Such agreements are most especially difficult – and precarious – if between wealthy and older men and younger and impoverished foreign brides.
Two very recent cases – one in Australia and the other in New Hampshire, USA – exemplify the danger.
In the New Hampshire case, my client, from Ivanovo, Russia, the famous “city of brides,” met her husband, a wealthy and substantially older New Hampshire businessman, through a Russian Bride’s website. The Court found that she was living in harsh conditions in Russia, had few assets, and was desperate to leave. She quit her job in Russia soon after they met (due to a request by her future husband). He then paid her modest support until she was able to move to join him in the United States, obtained a fiancée visa for her, and booked her flight to the States. About two weeks before the date of her move to live in New Hampshire he sent an English version of a proposed prenuptial agreement to her (even though her English language skills were rudimentary at that time), which was drafted by his New Hampshire lawyer. She received a version translated into Russian just a few days before the flight and about a week after she arrived in New Hampshire she went with her fiancé to his lawyer’s office, where she signed the one-sided agreement. She did so without any legal advice and with little or no awareness of what she was agreeing to.
The Court found that “the enforcement of the Prenuptial Agreement, under these circumstances, would be so unfair as to shock the conscience of the Court” and it must be invalidated because of its unconscionability.
In the Australian case, Thorne v. Kennedy, the parties (identified by pseudonyms) met online. Ms. Thorne, an Eastern European woman then aged 36, was living overseas and had no substantial assets. Mr. Kennedy, then aged 67, was a wealthy Australian property developer. A few months after they met online, Ms. Thorne moved to Australia to marry Mr. Kennedy. About 11 days before their wedding, Mr. Kennedy told Ms Thorne that they were going to see solicitors about signing an agreement. He told her that if she did not sign it then the wedding would not go ahead. Ms. Thorne was represented by an independent solicitor who advised her that the agreement was drafted solely to protect Mr. Kennedy's interests and that she should not sign it. Ms Thorne understood the advice to be that the agreement was the worst agreement that the solicitor had ever seen. She relied on Mr. Kennedy for all things and believed that she had no choice but to enter the agreement. She signed the agreement four days before their wedding. It contained a provision that, within 30 days of signing, another agreement would be entered into in similar terms, and therefore a post-nuptial agreement substantially identical to the pre-nuptial agreement was signed.
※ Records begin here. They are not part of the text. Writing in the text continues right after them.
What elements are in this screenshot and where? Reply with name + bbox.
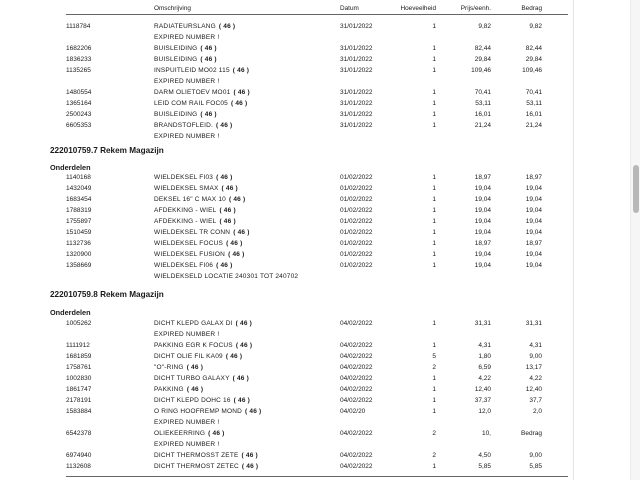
item-description-text: WIELDEKSEL FI03 — [154, 174, 214, 181]
table-row — [66, 205, 568, 216]
item-reference: ( 46 ) — [235, 320, 253, 327]
item-description — [154, 240, 242, 247]
item-reference: ( 46 ) — [221, 185, 238, 192]
invoice-document — [50, 0, 568, 480]
item-unit-price: 4,50 — [478, 452, 491, 459]
header-datum: Datum — [340, 5, 359, 12]
item-reference: ( 46 ) — [218, 23, 236, 30]
item-unit-price: 31,31 — [474, 320, 491, 327]
item-reference: ( 46 ) — [245, 408, 262, 415]
item-amount: 31,31 — [525, 320, 542, 327]
item-amount: 5,85 — [529, 463, 542, 470]
item-amount: 2,0 — [532, 408, 542, 415]
header-prijs: Prijs/eenh. — [460, 5, 491, 12]
item-quantity: 2 — [432, 452, 436, 459]
item-code: 1682206 — [66, 45, 92, 52]
item-description — [154, 320, 252, 327]
item-date: 01/02/2022 — [340, 174, 373, 181]
item-reference: ( 46 ) — [235, 342, 253, 349]
item-date: 04/02/2022 — [340, 397, 373, 404]
item-description-text: BUISLEIDING — [154, 56, 198, 63]
item-note: EXPIRED NUMBER ! — [154, 133, 220, 140]
table-row — [66, 183, 568, 194]
item-quantity: 2 — [432, 430, 436, 437]
table-row — [66, 238, 568, 249]
item-quantity: 1 — [432, 67, 436, 74]
item-date: 01/02/2022 — [340, 185, 373, 192]
item-date: 31/01/2022 — [340, 100, 373, 107]
item-description-text: BUISLEIDING — [154, 45, 198, 52]
item-description-text: WIELDEKSEL FOCUS — [154, 240, 224, 247]
table-row — [66, 351, 568, 362]
item-quantity: 1 — [432, 375, 436, 382]
item-unit-price: 29,84 — [474, 56, 491, 63]
table-row — [66, 428, 568, 439]
item-description — [154, 342, 252, 349]
item-date: 01/02/2022 — [340, 262, 373, 269]
item-quantity: 1 — [432, 196, 436, 203]
item-reference: ( 46 ) — [219, 207, 236, 214]
item-unit-price: 19,04 — [474, 207, 491, 214]
item-quantity: 2 — [432, 364, 436, 371]
item-reference: ( 46 ) — [231, 100, 248, 107]
item-amount: 9,82 — [529, 23, 542, 30]
item-amount: 9,00 — [529, 452, 542, 459]
table-row — [66, 21, 568, 32]
item-code: 1002830 — [66, 375, 92, 382]
item-unit-price: 4,31 — [478, 342, 491, 349]
item-note: EXPIRED NUMBER ! — [154, 441, 220, 448]
item-unit-price: 19,04 — [474, 229, 491, 236]
item-description — [154, 122, 232, 129]
item-description-text: O RING HOOFREMP MOND — [154, 408, 243, 415]
item-code: 6605353 — [66, 122, 92, 129]
item-amount: 12,40 — [525, 386, 542, 393]
item-date: 01/02/2022 — [340, 240, 373, 247]
item-date: 04/02/20 — [340, 408, 366, 415]
table-row — [66, 373, 568, 384]
item-code: 1140168 — [66, 174, 91, 181]
item-code: 6974940 — [66, 452, 92, 459]
item-note: EXPIRED NUMBER ! — [154, 78, 220, 85]
item-quantity: 1 — [432, 397, 436, 404]
item-date: 04/02/2022 — [340, 452, 373, 459]
item-code: 1358669 — [66, 262, 92, 269]
item-date: 04/02/2022 — [340, 375, 373, 382]
item-reference: ( 46 ) — [233, 229, 250, 236]
item-quantity: 1 — [432, 218, 436, 225]
item-description-text: OLIEKEERRING — [154, 430, 206, 437]
item-description — [154, 207, 236, 214]
table-row — [66, 87, 568, 98]
item-code: 1320900 — [66, 251, 92, 258]
item-description-text: DICHT THERMOST ZETEC — [154, 463, 239, 470]
item-description — [154, 408, 261, 415]
table-row — [66, 120, 568, 131]
item-date: 31/01/2022 — [340, 111, 373, 118]
item-code: 1432049 — [66, 185, 92, 192]
item-quantity: 1 — [432, 45, 436, 52]
item-description — [154, 262, 233, 269]
item-amount: 21,24 — [525, 122, 542, 129]
item-description-text: DICHT TURBO GALAXY — [154, 375, 230, 382]
item-unit-price: 82,44 — [474, 45, 491, 52]
item-description — [154, 364, 203, 371]
item-code: 2178191 — [66, 397, 92, 404]
item-reference: ( 46 ) — [216, 122, 233, 129]
item-reference: ( 46 ) — [241, 452, 258, 459]
item-note: EXPIRED NUMBER ! — [154, 331, 220, 338]
item-note: WIELDEKSELD LOCATIE 240301 TOT 240702 — [154, 273, 299, 280]
item-date: 04/02/2022 — [340, 342, 373, 349]
item-code: 1836233 — [66, 56, 92, 63]
item-description-text: BRANDSTOFLEID. — [154, 122, 214, 129]
item-amount: 19,04 — [525, 196, 542, 203]
item-quantity: 1 — [432, 342, 436, 349]
item-date: 01/02/2022 — [340, 218, 373, 225]
scrollbar[interactable] — [630, 0, 640, 480]
item-date: 31/01/2022 — [340, 23, 373, 30]
item-unit-price: 6,59 — [478, 364, 491, 371]
item-unit-price: 19,04 — [474, 185, 491, 192]
left-margin — [0, 0, 67, 480]
item-date: 01/02/2022 — [340, 251, 373, 258]
item-amount: 19,04 — [525, 207, 542, 214]
item-unit-price: 109,46 — [471, 67, 491, 74]
table-row — [66, 318, 568, 329]
item-code: 1510459 — [66, 229, 92, 236]
section-subtitle: Onderdelen — [50, 163, 91, 172]
item-date: 31/01/2022 — [340, 56, 373, 63]
item-quantity: 1 — [432, 185, 436, 192]
item-quantity: 1 — [432, 111, 436, 118]
header-hoeveelheid: Hoeveelheid — [400, 5, 436, 12]
item-description-text: WIELDEKSEL FUSION — [154, 251, 226, 258]
table-row — [66, 98, 568, 109]
item-code: 1788319 — [66, 207, 92, 214]
item-date: 31/01/2022 — [340, 45, 373, 52]
item-description-text: AFDEKKING - WIEL — [154, 218, 217, 225]
item-code: 1135265 — [66, 67, 91, 74]
item-reference: ( 46 ) — [186, 386, 204, 393]
item-amount: 109,46 — [522, 67, 542, 74]
item-reference: ( 46 ) — [216, 174, 233, 181]
item-unit-price: 16,01 — [474, 111, 491, 118]
item-quantity: 1 — [432, 23, 436, 30]
item-code: 1583884 — [66, 408, 92, 415]
item-unit-price: 18,97 — [474, 174, 491, 181]
item-reference: ( 46 ) — [216, 262, 233, 269]
item-description — [154, 111, 217, 118]
item-quantity: 1 — [432, 262, 436, 269]
item-quantity: 1 — [432, 100, 436, 107]
item-description-text: DICHT KLEPD GALAX DI — [154, 320, 233, 327]
item-quantity: 1 — [432, 89, 436, 96]
scrollbar-thumb[interactable] — [633, 165, 639, 213]
table-row — [66, 65, 568, 76]
table-row — [66, 216, 568, 227]
table-row — [66, 54, 568, 65]
item-unit-price: 5,85 — [478, 463, 491, 470]
item-description — [154, 375, 249, 382]
item-description-text: INSPUITLEID MO02 115 — [154, 67, 230, 74]
section-title: 222010759.8 Rekem Magazijn — [50, 290, 164, 299]
table-row — [66, 109, 568, 120]
item-unit-price: 12,40 — [474, 386, 491, 393]
item-amount: 70,41 — [525, 89, 542, 96]
item-amount: 18,97 — [525, 174, 542, 181]
item-date: 31/01/2022 — [340, 67, 373, 74]
item-quantity: 1 — [432, 463, 436, 470]
item-quantity: 1 — [432, 251, 436, 258]
item-unit-price: 19,04 — [474, 262, 491, 269]
item-date: 04/02/2022 — [340, 320, 373, 327]
item-reference: ( 46 ) — [228, 251, 245, 258]
table-header — [66, 0, 568, 15]
item-description — [154, 185, 238, 192]
item-description — [154, 353, 242, 360]
item-unit-price: 4,22 — [478, 375, 491, 382]
table-row — [66, 406, 568, 417]
item-description-text: LEID COM RAIL FOC05 — [154, 100, 228, 107]
item-amount: 9,00 — [529, 353, 542, 360]
item-code: 6542378 — [66, 430, 92, 437]
item-amount: 18,97 — [525, 240, 542, 247]
table-row — [66, 227, 568, 238]
item-description — [154, 452, 258, 459]
item-reference: ( 46 ) — [186, 364, 204, 371]
item-code: 1681859 — [66, 353, 92, 360]
item-description — [154, 67, 249, 74]
item-description — [154, 45, 217, 52]
item-description-text: RADIATEURSLANG — [154, 23, 216, 30]
item-quantity: 1 — [432, 386, 436, 393]
item-quantity: 1 — [432, 56, 436, 63]
item-description-text: DICHT KLEPD DOHC 16 — [154, 397, 231, 404]
item-description — [154, 23, 235, 30]
item-unit-price: 19,04 — [474, 218, 491, 225]
item-amount: 13,17 — [525, 364, 542, 371]
item-reference: ( 46 ) — [226, 240, 243, 247]
table-row — [66, 395, 568, 406]
item-quantity: 1 — [432, 174, 436, 181]
item-date: 04/02/2022 — [340, 430, 373, 437]
item-code: 1118784 — [66, 23, 91, 30]
item-code: 1755897 — [66, 218, 92, 225]
item-code: 1683454 — [66, 196, 92, 203]
item-description — [154, 56, 217, 63]
item-description-text: PAKKING EGR K FOCUS — [154, 342, 233, 349]
item-description-text: WIELDEKSEL TR CONN — [154, 229, 231, 236]
item-unit-price: 37,37 — [474, 397, 491, 404]
item-quantity: 1 — [432, 240, 436, 247]
item-reference: ( 46 ) — [200, 56, 217, 63]
section-title: 222010759.7 Rekem Magazijn — [50, 146, 164, 155]
item-reference: ( 46 ) — [241, 463, 259, 470]
table-row — [66, 362, 568, 373]
item-description-text: WIELDEKSEL SMAX — [154, 185, 219, 192]
item-code: 1861747 — [66, 386, 92, 393]
item-quantity: 5 — [432, 353, 436, 360]
item-unit-price: 1,80 — [478, 353, 491, 360]
item-description-text: DARM OLIETOEV MO01 — [154, 89, 231, 96]
header-omschrijving: Omschrijving — [154, 5, 191, 12]
item-description — [154, 397, 250, 404]
item-description — [154, 174, 233, 181]
item-unit-price: 53,11 — [475, 100, 491, 107]
divider — [66, 476, 568, 477]
item-reference: ( 46 ) — [233, 397, 251, 404]
item-reference: ( 46 ) — [232, 375, 249, 382]
item-description-text: PAKKING — [154, 386, 184, 393]
item-amount: 53,11 — [526, 100, 542, 107]
table-row — [66, 340, 568, 351]
item-reference: ( 46 ) — [232, 67, 250, 74]
item-amount: 4,31 — [529, 342, 542, 349]
table-row — [66, 461, 568, 472]
item-reference: ( 46 ) — [208, 430, 225, 437]
item-description-text: WIELDEKSEL FI06 — [154, 262, 214, 269]
table-row — [66, 260, 568, 271]
item-unit-price: 12,0 — [478, 408, 491, 415]
item-code: 1132736 — [66, 240, 91, 247]
item-description — [154, 89, 250, 96]
item-date: 31/01/2022 — [340, 122, 373, 129]
item-unit-price: 19,04 — [474, 196, 491, 203]
item-amount: 37,7 — [529, 397, 542, 404]
item-code: 1132608 — [66, 463, 91, 470]
item-amount: 29,84 — [525, 56, 542, 63]
item-amount: 19,04 — [525, 262, 542, 269]
item-code: 2500243 — [66, 111, 92, 118]
item-amount: Bedrag — [521, 430, 542, 437]
item-reference: ( 46 ) — [219, 218, 236, 225]
table-row — [66, 194, 568, 205]
item-date: 01/02/2022 — [340, 229, 373, 236]
item-amount: 19,04 — [525, 251, 542, 258]
item-date: 01/02/2022 — [340, 196, 373, 203]
item-description-text: DICHT THERMOSST ZETE — [154, 452, 239, 459]
item-reference: ( 46 ) — [200, 45, 217, 52]
item-reference: ( 46 ) — [225, 353, 243, 360]
item-code: 1480554 — [66, 89, 92, 96]
item-date: 31/01/2022 — [340, 89, 373, 96]
table-row — [66, 43, 568, 54]
item-description-text: DEKSEL 16" C MAX 10 — [154, 196, 226, 203]
item-code: 1365164 — [66, 100, 92, 107]
item-quantity: 1 — [432, 320, 436, 327]
item-amount: 19,04 — [525, 185, 542, 192]
item-amount: 82,44 — [525, 45, 542, 52]
item-quantity: 1 — [432, 408, 436, 415]
item-unit-price: 70,41 — [474, 89, 491, 96]
item-unit-price: 21,24 — [474, 122, 491, 129]
item-quantity: 1 — [432, 207, 436, 214]
table-row — [66, 172, 568, 183]
item-date: 04/02/2022 — [340, 364, 373, 371]
item-code: 1005262 — [66, 320, 92, 327]
item-unit-price: 9,82 — [478, 23, 491, 30]
item-reference: ( 46 ) — [200, 111, 217, 118]
item-description-text: DICHT OLIE FIL KA09 — [154, 353, 223, 360]
item-note: EXPIRED NUMBER ! — [154, 419, 220, 426]
item-quantity: 1 — [432, 229, 436, 236]
item-amount: 4,22 — [529, 375, 542, 382]
item-amount: 19,04 — [525, 218, 542, 225]
item-description — [154, 386, 203, 393]
item-quantity: 1 — [432, 122, 436, 129]
item-description — [154, 430, 225, 437]
item-description — [154, 463, 258, 470]
item-unit-price: 19,04 — [474, 251, 491, 258]
item-description-text: AFDEKKING - WIEL — [154, 207, 217, 214]
item-date: 01/02/2022 — [340, 207, 373, 214]
item-description-text: "O"-RING — [154, 364, 184, 371]
item-date: 04/02/2022 — [340, 386, 373, 393]
item-amount: 19,04 — [525, 229, 542, 236]
item-amount: 16,01 — [525, 111, 542, 118]
header-bedrag: Bedrag — [521, 5, 542, 12]
section-subtitle: Onderdelen — [50, 308, 91, 317]
item-reference: ( 46 ) — [228, 196, 246, 203]
table-row — [66, 384, 568, 395]
table-row — [66, 450, 568, 461]
item-reference: ( 46 ) — [233, 89, 250, 96]
item-date: 04/02/2022 — [340, 463, 373, 470]
item-description — [154, 218, 236, 225]
item-description — [154, 229, 250, 236]
table-row — [66, 249, 568, 260]
item-unit-price: 10, — [481, 430, 491, 437]
item-code: 1111912 — [66, 342, 90, 349]
item-description-text: BUISLEIDING — [154, 111, 198, 118]
item-description — [154, 100, 247, 107]
item-description — [154, 196, 245, 203]
item-note: EXPIRED NUMBER ! — [154, 34, 220, 41]
item-date: 04/02/2022 — [340, 353, 373, 360]
item-unit-price: 18,97 — [474, 240, 491, 247]
item-code: 1758761 — [66, 364, 92, 371]
item-description — [154, 251, 244, 258]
The case ultimately went to the High Court of Australia, the supreme court in that country. It upheld the trial court’s decision that the agreements should not be enforced but with a slightly different rationale. The trial judge had determined that the agreements were invalid for having been signed under duress. The High Court held that the more apparent basis for setting aside the agreements was that the husband had engaged in unconscionable conduct. A majority of the judges also held that the agreements should be set aside on the grounds of “undue influence,” which was preferable to the trial judge’s characterization as “duress.”